After taking the twilight shots at Waterfowl Lakes on Sunday night (click back to the previous blog), I continued up the Icefields Parkway, ascending to Bow Summit and the viewpoint that overlooks one of the most famous scenes in the Canadian Rockies, Peyto Lake.

Named for legendary mountain man and guide Bill Peyto, the lake was a favourite place for him, to give him solitude away from the madding crowds of Banff.

As with so many of these places, by day this very spot swarms with tourists by the bus load. Peyto would have cringed. But at nightfall, I am the only one there, enjoying the stars coming out in the solitude of the darkening sky.

Here, we look north, to the Big Dipper and Arcturus over the lake in the valley below.

This is a single exposure of 30 seconds at ISO 800 with the Canon 7D and 10-22mm lens.

— Alan, September 5, 2011 / Image © 2011 Alan Dyer

Twilight at Waterfowl Lakes


 

About half an hour after I took the previous blog entry image, I was here on Sunday evening, farther down the Icefields Parkway, at the shore of Lower Waterfowl Lake. The peak is Mt. Cephren.

The Sun had set and the sky was now filled with the purple glow of twilight marking the beginning of an exceptionally clear night.

Capturing this scene as the eye saw it took a stack of 7 different exposures, combined in what is known as a High Dynamic Range image, that blends the shadows details in the foreground without losing the subtle tints of the bright sky.

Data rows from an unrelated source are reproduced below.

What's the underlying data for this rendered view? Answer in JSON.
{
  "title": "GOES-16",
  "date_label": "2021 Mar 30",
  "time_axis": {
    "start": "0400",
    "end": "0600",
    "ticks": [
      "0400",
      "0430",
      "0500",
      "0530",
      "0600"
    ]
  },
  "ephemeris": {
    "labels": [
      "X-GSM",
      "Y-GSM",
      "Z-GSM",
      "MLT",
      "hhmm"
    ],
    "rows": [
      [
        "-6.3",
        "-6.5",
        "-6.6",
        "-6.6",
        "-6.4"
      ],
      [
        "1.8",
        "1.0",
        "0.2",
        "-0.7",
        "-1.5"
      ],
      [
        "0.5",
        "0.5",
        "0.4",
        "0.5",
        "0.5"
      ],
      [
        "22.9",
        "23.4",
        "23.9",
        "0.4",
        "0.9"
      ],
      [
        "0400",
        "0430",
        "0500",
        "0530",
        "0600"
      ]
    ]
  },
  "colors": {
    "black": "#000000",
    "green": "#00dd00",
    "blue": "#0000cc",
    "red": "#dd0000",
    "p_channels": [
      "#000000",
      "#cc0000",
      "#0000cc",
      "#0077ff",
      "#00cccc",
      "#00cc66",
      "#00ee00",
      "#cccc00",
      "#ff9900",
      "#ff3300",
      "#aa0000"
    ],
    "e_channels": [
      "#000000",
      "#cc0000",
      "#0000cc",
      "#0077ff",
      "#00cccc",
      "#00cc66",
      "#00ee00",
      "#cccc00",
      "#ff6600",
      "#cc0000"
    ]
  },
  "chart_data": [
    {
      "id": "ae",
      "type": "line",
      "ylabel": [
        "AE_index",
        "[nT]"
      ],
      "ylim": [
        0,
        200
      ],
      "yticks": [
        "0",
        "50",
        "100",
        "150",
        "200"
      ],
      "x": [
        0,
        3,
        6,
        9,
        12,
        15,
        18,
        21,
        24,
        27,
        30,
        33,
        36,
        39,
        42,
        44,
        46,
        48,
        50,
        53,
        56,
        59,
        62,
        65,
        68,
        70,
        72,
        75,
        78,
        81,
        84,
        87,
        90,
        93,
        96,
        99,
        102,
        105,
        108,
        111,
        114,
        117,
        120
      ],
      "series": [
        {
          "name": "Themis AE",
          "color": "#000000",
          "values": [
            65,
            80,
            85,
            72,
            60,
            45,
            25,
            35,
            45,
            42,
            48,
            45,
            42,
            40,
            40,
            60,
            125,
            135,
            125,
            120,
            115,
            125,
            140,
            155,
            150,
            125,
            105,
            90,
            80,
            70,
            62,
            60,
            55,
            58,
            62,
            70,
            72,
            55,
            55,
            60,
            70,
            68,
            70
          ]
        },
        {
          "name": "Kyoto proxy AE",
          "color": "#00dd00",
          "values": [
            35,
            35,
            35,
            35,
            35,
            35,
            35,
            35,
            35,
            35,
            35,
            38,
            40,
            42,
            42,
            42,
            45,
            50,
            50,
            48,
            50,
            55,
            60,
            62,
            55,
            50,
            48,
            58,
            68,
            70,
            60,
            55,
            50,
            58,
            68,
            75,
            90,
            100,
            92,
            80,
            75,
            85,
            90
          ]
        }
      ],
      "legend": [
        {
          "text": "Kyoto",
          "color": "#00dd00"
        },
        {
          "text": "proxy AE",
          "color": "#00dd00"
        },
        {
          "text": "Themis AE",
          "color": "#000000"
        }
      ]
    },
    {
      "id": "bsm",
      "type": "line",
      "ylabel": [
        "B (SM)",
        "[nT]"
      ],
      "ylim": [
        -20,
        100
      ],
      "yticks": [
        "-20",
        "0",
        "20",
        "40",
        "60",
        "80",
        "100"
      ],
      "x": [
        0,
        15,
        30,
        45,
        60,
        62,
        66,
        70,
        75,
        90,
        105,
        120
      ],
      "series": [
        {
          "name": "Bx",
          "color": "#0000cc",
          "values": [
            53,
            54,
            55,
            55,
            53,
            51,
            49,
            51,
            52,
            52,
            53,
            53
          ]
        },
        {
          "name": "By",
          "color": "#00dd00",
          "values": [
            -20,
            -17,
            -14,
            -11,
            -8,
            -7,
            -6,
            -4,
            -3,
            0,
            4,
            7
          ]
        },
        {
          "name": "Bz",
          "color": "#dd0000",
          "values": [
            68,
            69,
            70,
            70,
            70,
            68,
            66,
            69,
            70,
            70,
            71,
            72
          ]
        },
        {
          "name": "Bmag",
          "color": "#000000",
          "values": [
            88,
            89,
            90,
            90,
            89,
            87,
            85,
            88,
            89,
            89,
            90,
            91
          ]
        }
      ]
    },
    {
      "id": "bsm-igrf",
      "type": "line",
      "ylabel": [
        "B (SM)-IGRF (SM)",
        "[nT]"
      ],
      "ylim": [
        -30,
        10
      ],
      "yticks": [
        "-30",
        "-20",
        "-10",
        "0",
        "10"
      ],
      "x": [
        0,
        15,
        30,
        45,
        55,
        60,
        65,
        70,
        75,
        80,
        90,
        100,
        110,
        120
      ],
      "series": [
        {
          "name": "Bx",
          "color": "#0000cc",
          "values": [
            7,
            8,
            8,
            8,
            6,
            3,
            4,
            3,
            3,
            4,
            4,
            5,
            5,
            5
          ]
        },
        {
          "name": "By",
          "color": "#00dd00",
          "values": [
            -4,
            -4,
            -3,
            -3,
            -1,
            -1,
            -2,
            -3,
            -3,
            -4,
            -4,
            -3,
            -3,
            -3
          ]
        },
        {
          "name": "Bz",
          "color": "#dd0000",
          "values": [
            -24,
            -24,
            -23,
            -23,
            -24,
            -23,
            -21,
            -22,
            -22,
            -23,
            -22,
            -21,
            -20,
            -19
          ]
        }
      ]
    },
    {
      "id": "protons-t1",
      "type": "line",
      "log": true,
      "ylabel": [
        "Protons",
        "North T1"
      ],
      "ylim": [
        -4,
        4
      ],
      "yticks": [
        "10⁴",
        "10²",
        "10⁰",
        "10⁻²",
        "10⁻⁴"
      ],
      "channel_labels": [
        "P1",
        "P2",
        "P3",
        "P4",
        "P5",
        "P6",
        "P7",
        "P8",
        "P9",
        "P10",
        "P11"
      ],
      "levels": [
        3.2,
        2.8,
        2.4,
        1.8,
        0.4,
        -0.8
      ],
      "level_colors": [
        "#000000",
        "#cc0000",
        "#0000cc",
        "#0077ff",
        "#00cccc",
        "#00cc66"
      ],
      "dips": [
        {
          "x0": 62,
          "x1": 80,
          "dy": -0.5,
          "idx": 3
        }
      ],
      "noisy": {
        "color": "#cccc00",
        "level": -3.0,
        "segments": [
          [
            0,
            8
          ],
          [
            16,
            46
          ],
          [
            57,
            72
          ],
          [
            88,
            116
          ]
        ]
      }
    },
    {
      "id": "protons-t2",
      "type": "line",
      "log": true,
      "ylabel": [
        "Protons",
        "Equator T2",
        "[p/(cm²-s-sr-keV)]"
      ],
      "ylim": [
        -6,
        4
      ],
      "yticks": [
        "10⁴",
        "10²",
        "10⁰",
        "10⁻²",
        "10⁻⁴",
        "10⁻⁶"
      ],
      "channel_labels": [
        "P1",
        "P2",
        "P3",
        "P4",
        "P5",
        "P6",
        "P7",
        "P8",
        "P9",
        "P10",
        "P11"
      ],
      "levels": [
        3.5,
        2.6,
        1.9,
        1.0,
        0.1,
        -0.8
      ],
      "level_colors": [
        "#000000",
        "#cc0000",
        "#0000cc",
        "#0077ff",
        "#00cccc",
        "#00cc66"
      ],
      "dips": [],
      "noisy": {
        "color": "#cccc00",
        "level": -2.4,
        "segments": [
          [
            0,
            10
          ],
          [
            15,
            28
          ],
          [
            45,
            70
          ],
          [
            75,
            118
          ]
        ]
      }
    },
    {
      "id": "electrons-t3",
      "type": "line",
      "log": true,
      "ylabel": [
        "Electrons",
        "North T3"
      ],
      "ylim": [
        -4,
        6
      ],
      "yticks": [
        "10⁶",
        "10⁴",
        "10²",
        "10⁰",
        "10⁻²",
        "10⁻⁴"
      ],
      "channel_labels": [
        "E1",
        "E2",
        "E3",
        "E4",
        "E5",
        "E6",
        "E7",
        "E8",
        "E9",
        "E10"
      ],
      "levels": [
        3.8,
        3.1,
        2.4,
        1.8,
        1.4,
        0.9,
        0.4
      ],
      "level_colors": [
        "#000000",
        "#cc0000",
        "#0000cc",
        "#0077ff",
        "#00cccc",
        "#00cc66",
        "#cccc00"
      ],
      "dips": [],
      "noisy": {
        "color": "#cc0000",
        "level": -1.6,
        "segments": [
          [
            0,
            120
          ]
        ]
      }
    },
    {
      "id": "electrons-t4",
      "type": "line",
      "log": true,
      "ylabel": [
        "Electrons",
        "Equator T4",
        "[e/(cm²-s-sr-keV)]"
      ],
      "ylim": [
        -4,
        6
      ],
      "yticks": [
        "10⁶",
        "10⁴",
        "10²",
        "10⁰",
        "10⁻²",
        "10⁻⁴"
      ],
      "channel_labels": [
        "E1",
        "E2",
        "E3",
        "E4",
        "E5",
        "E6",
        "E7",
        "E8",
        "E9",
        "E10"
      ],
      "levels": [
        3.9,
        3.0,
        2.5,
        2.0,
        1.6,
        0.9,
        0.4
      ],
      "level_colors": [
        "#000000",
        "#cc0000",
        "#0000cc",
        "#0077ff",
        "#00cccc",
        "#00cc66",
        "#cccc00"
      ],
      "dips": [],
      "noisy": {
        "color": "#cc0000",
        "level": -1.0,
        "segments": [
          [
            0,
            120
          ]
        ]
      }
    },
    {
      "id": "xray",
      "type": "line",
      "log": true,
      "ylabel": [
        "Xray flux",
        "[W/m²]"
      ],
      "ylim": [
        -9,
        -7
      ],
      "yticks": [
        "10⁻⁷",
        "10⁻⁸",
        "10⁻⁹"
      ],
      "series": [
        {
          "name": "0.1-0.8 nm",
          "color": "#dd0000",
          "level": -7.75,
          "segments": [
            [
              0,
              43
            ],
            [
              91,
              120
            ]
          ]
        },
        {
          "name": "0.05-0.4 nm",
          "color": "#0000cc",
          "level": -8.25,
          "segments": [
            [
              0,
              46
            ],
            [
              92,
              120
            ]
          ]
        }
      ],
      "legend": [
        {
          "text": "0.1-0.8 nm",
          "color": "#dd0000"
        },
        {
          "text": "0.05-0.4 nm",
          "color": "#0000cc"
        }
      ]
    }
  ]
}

— Alan, September 5, 2011 / Image © 2011 Alan Dyer

Moon over Saskatchewan River Crossing


 

This is how the night started, on Sunday evening, September 4 — as clear a night as you could ask for in the mountains. A quarter Moon hangs over the peaks of the Continental Divide, with alpen glow, the last rays of the Sun, illuminating the mountains around Saskatchewan River Crossing, in Banff.

The North Saskatchewan River flows east out of the mountains here, after being joined by the Mistaya and Howse rivers. It was here, in the early 1800s, that David Thompson and his party of fur traders from the North West Company entered the Rockies and heading up over Howse Pass off frame to the right, to trade with the Kootenays in the interior of what is now British Columbia.

This is David Thompson country, named for one of the world’s greatest geographers and mapmakers. He mapped most of western Canada and down into the Oregon Territory. All using compasses, sextants, a Dolland refractor telescope (to observe the moons of Jupiter for telling time), and his skills as an astronomer. The Kootenays called him Koo-Koo-Sint — the man who watches the stars.

It was also here, on these open river plains, that James Hector, mapping southern Alberta with the Palliser Expedition, observed Comet Donati in September 1858.

This is a place in the Rockies with many ties to history and to astronomy.